聞香回了前院一說,余姑姑就冷笑一聲,給臉不要臉,這是鐵了心要借病挪去長春宮了!真以為那裡就比咸福宮好?春答應自己要找死,余姑姑也不攔著,任她自己作去吧。
倒是石常在是真病了,只一兩天的功夫,她人就瘦了一圈似的,臉色蠟黃,眼睛無神,躺在床上的樣子把聞香都嚇了一跳。
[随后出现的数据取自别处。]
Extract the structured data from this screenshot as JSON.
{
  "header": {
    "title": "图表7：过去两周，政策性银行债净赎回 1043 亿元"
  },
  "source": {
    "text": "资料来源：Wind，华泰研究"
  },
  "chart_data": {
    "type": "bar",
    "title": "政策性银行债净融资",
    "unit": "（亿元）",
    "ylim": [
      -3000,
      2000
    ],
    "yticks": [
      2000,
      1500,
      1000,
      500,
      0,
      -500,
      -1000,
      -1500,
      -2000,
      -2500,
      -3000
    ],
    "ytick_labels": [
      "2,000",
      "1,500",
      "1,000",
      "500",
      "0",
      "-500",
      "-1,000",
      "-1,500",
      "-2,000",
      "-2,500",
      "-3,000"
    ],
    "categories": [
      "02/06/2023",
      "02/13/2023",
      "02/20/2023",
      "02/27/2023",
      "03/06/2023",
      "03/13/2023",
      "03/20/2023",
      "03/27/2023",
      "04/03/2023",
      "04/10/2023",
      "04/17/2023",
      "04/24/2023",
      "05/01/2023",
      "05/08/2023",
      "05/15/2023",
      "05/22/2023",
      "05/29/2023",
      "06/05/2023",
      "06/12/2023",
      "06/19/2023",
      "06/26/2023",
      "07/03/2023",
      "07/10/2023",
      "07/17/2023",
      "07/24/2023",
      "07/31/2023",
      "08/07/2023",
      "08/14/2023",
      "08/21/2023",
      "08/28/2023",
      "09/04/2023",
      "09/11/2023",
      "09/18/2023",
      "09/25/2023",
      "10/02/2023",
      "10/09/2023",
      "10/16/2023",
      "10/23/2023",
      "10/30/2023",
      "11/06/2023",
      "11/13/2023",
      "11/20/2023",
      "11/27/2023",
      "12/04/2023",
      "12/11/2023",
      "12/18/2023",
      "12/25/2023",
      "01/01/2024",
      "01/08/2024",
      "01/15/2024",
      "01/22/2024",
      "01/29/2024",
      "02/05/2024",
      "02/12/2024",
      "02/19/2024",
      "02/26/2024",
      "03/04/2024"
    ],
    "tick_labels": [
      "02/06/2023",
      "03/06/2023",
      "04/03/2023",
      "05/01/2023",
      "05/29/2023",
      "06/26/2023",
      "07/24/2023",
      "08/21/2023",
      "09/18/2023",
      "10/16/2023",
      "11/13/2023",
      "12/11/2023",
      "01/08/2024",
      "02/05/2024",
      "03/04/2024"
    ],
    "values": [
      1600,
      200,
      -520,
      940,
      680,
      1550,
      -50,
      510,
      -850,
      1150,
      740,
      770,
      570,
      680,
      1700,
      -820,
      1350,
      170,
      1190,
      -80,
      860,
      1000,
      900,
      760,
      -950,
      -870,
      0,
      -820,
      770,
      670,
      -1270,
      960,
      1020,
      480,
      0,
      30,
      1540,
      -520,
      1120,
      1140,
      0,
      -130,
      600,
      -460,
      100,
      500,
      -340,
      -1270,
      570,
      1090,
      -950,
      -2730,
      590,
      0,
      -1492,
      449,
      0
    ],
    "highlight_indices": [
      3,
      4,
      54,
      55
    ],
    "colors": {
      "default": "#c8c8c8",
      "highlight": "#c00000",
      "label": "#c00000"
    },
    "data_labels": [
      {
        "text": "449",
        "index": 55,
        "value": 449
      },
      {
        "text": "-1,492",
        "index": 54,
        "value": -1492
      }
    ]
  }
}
她的病看著這麼嚴重,可太醫仔細診過脈後,卻只開了些溫補的補藥,轉頭和聞香說,石常在這病,成因是過度疲勞又氣鬱於心,所以也不用怎麼治,只需靜養著再想開些也就能好了。
所以,石常在這是累病加氣病的。
聞香以取藥熬藥的名義把伺候石常在的兩個貼身宮女叫出來追根究底的一問,才知道了她這病到底是怎麼回事——原來自打那次去前院見了聖駕,石常在就開始拼命的練字,每天天一亮她就打開窗戶借著天光開始練,一刻不停,一直練到太陽下山。宮女們怎麼勸都沒用。不光在白天裡熬油似的練字,到了晚上她還半宿半宿的睡不著覺。人早就有些不好了,只是一直拿脂粉遮掩著而已。
余姑姑聽得直搖頭,“她這是想不開呀。何苦呢?”
命由天定,各人有各人的際遇。這石常在只看到萬氏一朝得寵直上雲霄,卻沒想過人家在宮裡面苦熬了多久。要是萬氏和她一樣心窄氣短,在儲秀宮裡見到旁人得寵就覺得是人家搶了自己的機會,那早就氣死不知道多少回了,哪能有今天。
一個想借病離開咸福宮,一個則想不開往死里折騰自己……照這樣發展下去,過不了多久這後院就會空出兩間屋子來了。這可不算小事了,余姑姑就帶著聞香去見端嬪了。
聽完余姑姑的稟報,端嬪就蹙了下眉頭,想了想後,她道:“既然春答應想攀高枝,那就讓她滾——余香,你等會就帶人把她挪出咸福宮去。至於石常在……先讓她養著吧,太醫院那邊,你去打點一下,別讓他們用那些次貨,給她開些好藥。”
春答應這種不長眼的也就罷了,石常在在自己面前向來是規規矩矩的,端嬪還是想救她一命的,再不濟,也得把她的命保到明年大選以後去,到時後院正好能進新人。
說到新人,端嬪就問余姑姑:“朗太醫怎麼還沒來給萬氏診脈?”
余姑姑道:“今早我就打發人去問了他,他說今兒下午就來。”
“那就好。”端嬪點點頭。
下午,太醫院醫正朗文準時來了咸福宮,余姑姑就領著他去了梢間。
他們到時,琳琅正在練字,趕緊起身把兩人迎了進來坐下了。
親手給兩人上了茶,琳琅就坐著讓朗太醫把脈了。
朗文仔細地把了一會脈,看了琳琅的舌苔,然後問了琳琅幾個問題。最後神色輕鬆的開了副方子,“常在的身體恢復得不錯。這個方子先吃了一個月,一個月後有了效果我再重新開藥。”
琳琅苦著臉問:“郎醫正,你這藥也是一天三碗嗎?能少喝點嗎?就不能少喝點藥,換成食補嗎?”
朗文捋著他的三縷花白長須笑著道:“我這個不用三碗,熬出來也就一碗。而且,方子裡有甘草,喝著不苦。”
終於不用再一天喝三大碗苦藥了,琳琅高興得眼睛都亮了,這一高興,她就想起前兩天她想吃大閘蟹——秋高蟹肥,正是吃蟹的好時候啊,結果卻被石楠和茴香苦苦地勸住了,就問道:“那我現在能吃螃蟹嗎?”